(Contains spoilers of the Vampire Diaries book series--run and hide if you don't want to know!)
A couple weeks ago, I had this crazy idea to try reading the Vampire Diaries. One of my friends has been pushing it on me for a while, and the TV show (or at least the actors) is pretty good. So I got book one from the library. And now I'm halfway through the third volume.
I think the first book was my favorite--the writing itself wasn't anything overly special, but after only a few sentences I would have a total mental image of what I was reading. But with vampires, the whole I want to be with you forever, kill me and drink my blood and make me like you! topic inevitably comes up.
I think death has a special place in YA and fiction in general. I know a lot of people have complained about the lack of parents in YA. I personally don't mind, but I think that death has to affect your characters in a way that almost nothing else can. I've also read a lot of blog posts and articles that explicitly say you can't kill your characters at the beginning of the book. It just doesn't work.
When your characters die, they become something else--something that readers don't connect with nearly as much. This is true for me, anyways. In the vampire diaries, Elena (the MC) not only dies and becomes a vampire--she dies again, this time for good. But then she comes back as a child-like spirit thing. And then she turns into her old, human self.

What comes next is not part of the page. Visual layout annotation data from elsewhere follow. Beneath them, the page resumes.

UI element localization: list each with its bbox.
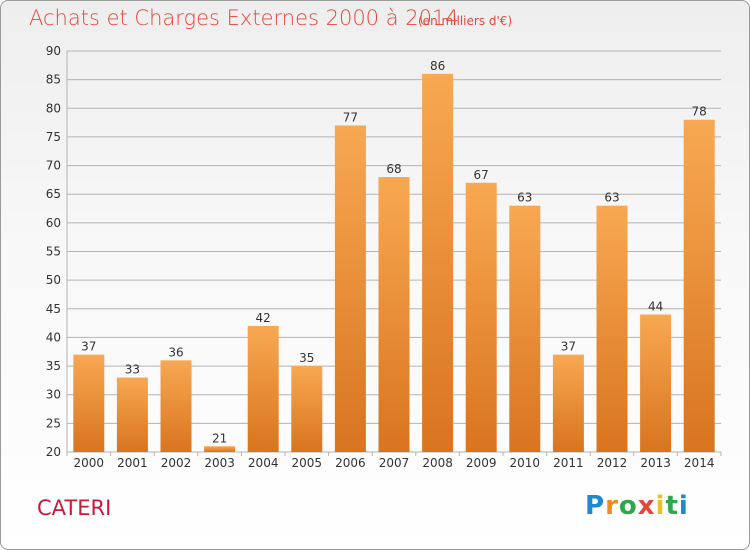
y-tick-label: 30 xyxy=(46,388,61,402)
x-tick-label: 2014 xyxy=(684,456,715,470)
x-tick-label: 2005 xyxy=(292,456,323,470)
logo-letter: i xyxy=(655,491,666,521)
y-tick-label: 50 xyxy=(46,273,61,287)
y-tick-label: 90 xyxy=(46,44,61,58)
x-tick-label: 2008 xyxy=(422,456,453,470)
bar xyxy=(640,314,672,452)
data-label: 77 xyxy=(343,110,358,124)
data-label: 37 xyxy=(81,340,96,354)
bar xyxy=(509,205,541,452)
y-tick-label: 70 xyxy=(46,159,61,173)
y-tick-label: 55 xyxy=(46,245,61,259)
y-tick-label: 80 xyxy=(46,101,61,115)
bar xyxy=(160,360,192,452)
logo-letter: x xyxy=(637,491,656,521)
proxiti-logo: Proxiti xyxy=(585,491,689,521)
data-label: 78 xyxy=(692,105,707,119)
chart-title: Achats et Charges Externes 2000 à 2014 xyxy=(29,6,459,30)
logo-letter: P xyxy=(585,491,606,521)
bar xyxy=(552,354,584,452)
chart-subtitle: (en milliers d'€) xyxy=(418,14,513,28)
data-label: 44 xyxy=(648,300,663,314)
axes: 20 25 30 35 40 45 50 55 60 65 70 75 80 85 90 2000 2001 20… xyxy=(46,44,722,470)
x-tick-label: 2003 xyxy=(204,456,235,470)
bar xyxy=(334,125,366,452)
y-tick-label: 20 xyxy=(46,445,61,459)
data-label: 42 xyxy=(256,311,271,325)
data-label: 63 xyxy=(604,191,619,205)
x-tick-label: 2007 xyxy=(379,456,410,470)
bar xyxy=(116,377,148,452)
x-tick-label: 2012 xyxy=(597,456,628,470)
data-label: 63 xyxy=(517,191,532,205)
y-tick-label: 25 xyxy=(46,416,61,430)
bar xyxy=(422,73,454,453)
bar xyxy=(247,325,279,452)
y-tick-label: 60 xyxy=(46,216,61,230)
y-tick-label: 75 xyxy=(46,130,61,144)
data-label: 21 xyxy=(212,431,227,445)
bar xyxy=(465,182,497,452)
x-tick-label: 2001 xyxy=(117,456,148,470)
location-label: CATERI xyxy=(37,496,112,520)
x-tick-label: 2010 xyxy=(510,456,541,470)
bar xyxy=(73,354,105,452)
x-tick-label: 2009 xyxy=(466,456,497,470)
logo-letter: o xyxy=(618,491,638,521)
y-tick-label: 65 xyxy=(46,187,61,201)
data-label: 68 xyxy=(386,162,401,176)
bar xyxy=(683,119,715,452)
bar xyxy=(291,366,323,452)
data-label: 33 xyxy=(125,363,140,377)
x-tick-label: 2006 xyxy=(335,456,366,470)
bars xyxy=(73,73,715,453)
x-tick-label: 2002 xyxy=(161,456,192,470)
x-tick-label: 2011 xyxy=(553,456,584,470)
data-label: 67 xyxy=(474,168,489,182)
value-labels: 37 33 36 21 42 35 77 68 86 67 63 37 63 44 78 xyxy=(81,59,707,445)
data-label: 86 xyxy=(430,59,445,73)
logo-letter: r xyxy=(605,491,619,521)
y-tick-label: 85 xyxy=(46,73,61,87)
y-tick-label: 45 xyxy=(46,302,61,316)
x-tick-label: 2000 xyxy=(74,456,105,470)
bar xyxy=(204,446,236,452)
data-label: 35 xyxy=(299,351,314,365)
bar xyxy=(596,205,628,452)
y-tick-label: 40 xyxy=(46,330,61,344)
logo-letter: i xyxy=(678,491,689,521)
data-label: 36 xyxy=(168,345,183,359)
x-tick-label: 2013 xyxy=(640,456,671,470)
y-tick-label: 35 xyxy=(46,359,61,373)
bar xyxy=(378,177,410,452)
data-label: 37 xyxy=(561,340,576,354)
logo-letter: t xyxy=(665,491,679,521)
x-tick-label: 2004 xyxy=(248,456,279,470)
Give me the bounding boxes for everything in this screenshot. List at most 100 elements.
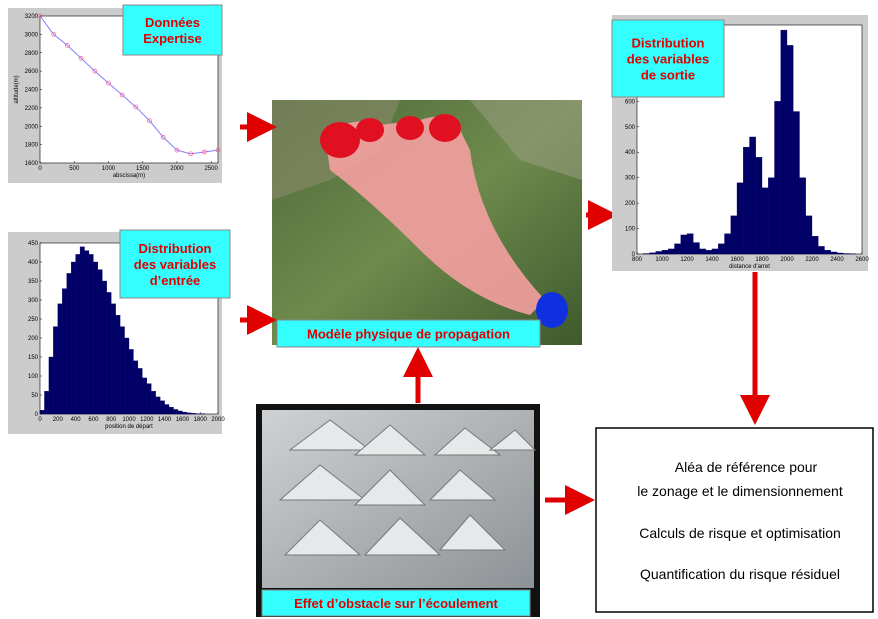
x-tick-label: 1200 (140, 417, 154, 423)
bar (182, 411, 187, 415)
bar (44, 391, 50, 415)
y-tick-label: 300 (625, 176, 636, 182)
bar (743, 146, 750, 255)
bar (66, 273, 72, 415)
bar (749, 136, 756, 255)
expertise-label-text: Données (145, 15, 200, 30)
bar (142, 377, 147, 415)
bar (102, 280, 107, 415)
bar (674, 243, 681, 255)
input-label-text: d’entrée (150, 273, 201, 288)
bar (793, 111, 800, 255)
bar (48, 356, 54, 415)
model-label-box (276, 319, 541, 348)
x-tick-label: 1200 (680, 257, 694, 263)
input-label-box (119, 229, 231, 299)
x-tick-label: 2200 (805, 257, 819, 263)
bar (843, 253, 850, 255)
x-tick-label: 2000 (780, 257, 794, 263)
output-label-box (611, 19, 725, 98)
y-tick-label: 500 (625, 125, 636, 131)
bar (155, 396, 161, 415)
x-axis-label: distance d'arret (729, 264, 770, 270)
bar (649, 252, 656, 255)
x-tick-label: 600 (88, 417, 99, 423)
y-tick-label: 2400 (25, 88, 39, 94)
bar (84, 250, 90, 415)
bar (164, 404, 170, 415)
y-tick-label: 400 (28, 260, 39, 266)
bar (730, 215, 738, 255)
model-label-text: Modèle physique de propagation (307, 327, 510, 342)
obstacle-label-box (261, 589, 531, 617)
bar (106, 292, 112, 415)
result-text: Quantification du risque résiduel (640, 566, 840, 582)
bar (119, 326, 125, 415)
x-tick-label: 2400 (830, 257, 844, 263)
x-tick-label: 1800 (194, 417, 208, 423)
x-tick-label: 1400 (705, 257, 719, 263)
bar (93, 261, 99, 415)
bar (71, 261, 76, 415)
bar (62, 288, 67, 415)
bar (724, 233, 731, 255)
bar (661, 250, 669, 255)
bar (53, 326, 58, 415)
y-tick-label: 3000 (25, 32, 39, 38)
bar (686, 233, 694, 255)
y-tick-label: 1800 (25, 143, 39, 149)
y-tick-label: 150 (28, 355, 39, 361)
obstacle-photo (256, 404, 540, 617)
bar (774, 101, 781, 255)
bar (177, 410, 183, 415)
arrows (240, 112, 770, 515)
y-tick-label: 450 (28, 241, 39, 247)
point (37, 13, 43, 19)
x-tick-label: 2000 (211, 417, 225, 423)
obstacle-label-text: Effet d’obstacle sur l’écoulement (294, 596, 498, 611)
bar (718, 243, 725, 255)
bar (146, 383, 152, 415)
x-tick-label: 1500 (136, 166, 150, 172)
y-tick-label: 300 (28, 298, 39, 304)
point (92, 68, 98, 74)
point (188, 151, 193, 157)
bar (168, 407, 174, 415)
bar (668, 248, 675, 255)
bar (111, 303, 116, 415)
bar (191, 413, 196, 415)
bar (151, 391, 156, 415)
y-tick-label: 2600 (25, 69, 39, 75)
point (160, 134, 166, 140)
bar (805, 215, 813, 255)
y-tick-label: 100 (28, 374, 39, 380)
bar (761, 187, 769, 255)
x-axis-label: abscissa(m) (113, 173, 145, 179)
bar (97, 269, 103, 415)
bar (137, 368, 143, 415)
point (147, 118, 152, 124)
result-box (595, 427, 874, 613)
bar (79, 246, 85, 415)
y-tick-label: 2000 (25, 124, 39, 130)
bar (173, 409, 179, 415)
bar (57, 303, 63, 415)
bar (768, 177, 775, 255)
x-tick-label: 2600 (855, 257, 869, 263)
bar (159, 400, 165, 415)
x-tick-label: 2500 (204, 166, 218, 172)
input-label-text: des variables (134, 257, 216, 272)
bar (680, 234, 688, 255)
point (106, 80, 111, 86)
y-tick-label: 3200 (25, 14, 39, 20)
bar (811, 236, 819, 255)
bar (128, 349, 134, 415)
input-label-text: Distribution (139, 241, 212, 256)
bar (699, 248, 706, 255)
bar (693, 242, 700, 255)
bar (655, 251, 663, 255)
x-tick-label: 1400 (158, 417, 172, 423)
line (39, 15, 219, 155)
y-tick-label: 2800 (25, 51, 39, 57)
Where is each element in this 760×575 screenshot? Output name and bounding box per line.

Is your head spinning, too?
Not only is confusing to keep all the characters and their states of life-or-death straight, it makes it really difficult to connect to Elena when her personality keeps changing. To me, death in fiction is like the ultimate plot twist. It should be used only when absolutely necessary, it should affect everyone else to the very core of their being, and, once death happens, you can't back out of it.